Kamis, 09 Maret 2017

Tanjung Benoa, Pantai Indah Bertaraf Internasional

Hello Guys!!
Sebelumnya maaf nih. Saya masih newbie.
Disini saya akan sharing tentang tour saya di Bali khususnya di Tanjung Benoa beberapa bulan lalu. Tepatnya bulan Desember akhir 2016 lalu.

Yap. Langsung saja..

Tanjung Benoa merupakan tujuan selanjutnya setelah kami segenap rombongan SMA N 1 blabla ( kulon progo bagian wetan.heheh) diajak bernostalgia mengenai perjuangan rakyat Bali, di Monumen Bajra Sandi. Menuju Tanjung Benoa, kami dibuat takjub dengan jalan tol di atas laut pertama di Indonesia. Jalan yang memiliki panjang kurang lebih 12 km itu menyajikan view kanan kiri yang Waw. Terlihat laut biru yang indah nan tenang. Berhiaskan kapal-kapal kecil yang lalu lalang. Di beberapa titik, tumbuh tanaman mangrove yang menciptakan hawa sejuk.

Setelah berakhirnya tol, kami memasuki area kehidupan masyarakat pantai pada umumnya. Dimana keramaian mulai tercipta. Liburan natal dan tahun baru yang membuat jalanan padat seakan mengajak mata ini untuk terpejam. Namun, beberapa menit kemudian akhirnya kami pun tiba di tujuan, Tanjung Benoa.

Tanjung Benoa terletak di kawasan Kuta, menyajikan pantai berpasir putih dengan beberapa wahana air seperti banana boat, diving, dll.

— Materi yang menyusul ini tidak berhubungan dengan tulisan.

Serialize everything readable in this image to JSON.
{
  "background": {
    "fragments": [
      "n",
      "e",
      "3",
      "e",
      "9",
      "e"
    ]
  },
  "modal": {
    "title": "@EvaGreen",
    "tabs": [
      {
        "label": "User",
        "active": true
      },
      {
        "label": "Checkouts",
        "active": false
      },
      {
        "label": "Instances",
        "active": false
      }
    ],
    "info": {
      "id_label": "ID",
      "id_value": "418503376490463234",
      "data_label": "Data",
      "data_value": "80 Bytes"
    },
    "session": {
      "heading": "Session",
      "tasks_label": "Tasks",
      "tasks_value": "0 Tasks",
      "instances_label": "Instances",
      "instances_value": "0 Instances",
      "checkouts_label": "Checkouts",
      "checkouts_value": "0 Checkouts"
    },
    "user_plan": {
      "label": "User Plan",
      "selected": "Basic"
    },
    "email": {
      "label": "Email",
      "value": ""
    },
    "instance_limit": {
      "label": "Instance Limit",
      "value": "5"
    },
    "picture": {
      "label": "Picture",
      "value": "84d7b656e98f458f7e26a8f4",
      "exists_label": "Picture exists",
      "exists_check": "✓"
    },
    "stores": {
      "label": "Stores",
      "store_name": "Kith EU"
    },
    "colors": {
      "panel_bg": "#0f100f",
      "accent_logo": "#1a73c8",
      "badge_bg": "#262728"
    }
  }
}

Cocok untuk para wisatawan yang suka bermain air. Kata pemandu di bus kami, Tanjung Benoa serta berbagai wahananya sudah bertaraf internasional.

Karena waktu sudah menunjukkan jatah untuk mengisi perut, kami pun makan siang bersama. Kami dibuat kenyang dengan nasi beserta sup dan kawan-kawannya. Disela-sela kami menikmati santapan siang, para ibu-ibu berkaus hijau dan bertopi pantai dengan kulit yang mulai menghitam mendekat ke rombongan kami. Menawarkan sebuah wahana yaitu penyebrangan ke pulau penyu dengan menjanjikan dapat memegang sekaligus bernarsis ria dengan penyu-penyu yang lucu. Beliau juga memberikan iming-iming dapat melihat pemandangan beragam ikan di bawah laut karena perahu yang akan kita tumpangi beralaskan kaca, disebut juga glass bottom boat. Untuk menyebrang ke Pulau Penyu kami harus berombongan sebanyak 10 orang dan dikenakan biaya Rp 50000/ orang. Awalnya saya tidak tertarik, karena ingin tetap berhemat meski sedang bersenang-senang di pulau orang. Namun mesin penghemat dalam otak saya terkalahkan oleh hasrat yang besar ingin bersenang-senang dengan teman seperjuangan. Saya pun merelakan uang lembaran berwarna merah itu ditukar dengan yang berwarna biru. Toh, untuk apa jauh-jauh ke Bali bila tidak menjajaki semua yang sudah ada di depan mata. Lagipula, hatiku terlanjur kepincut dengan tempat wisata yang dipenuhi bule mancanegara. Kalau bule saja tertarik, ekspektasi saya tempat tersebut Amazing.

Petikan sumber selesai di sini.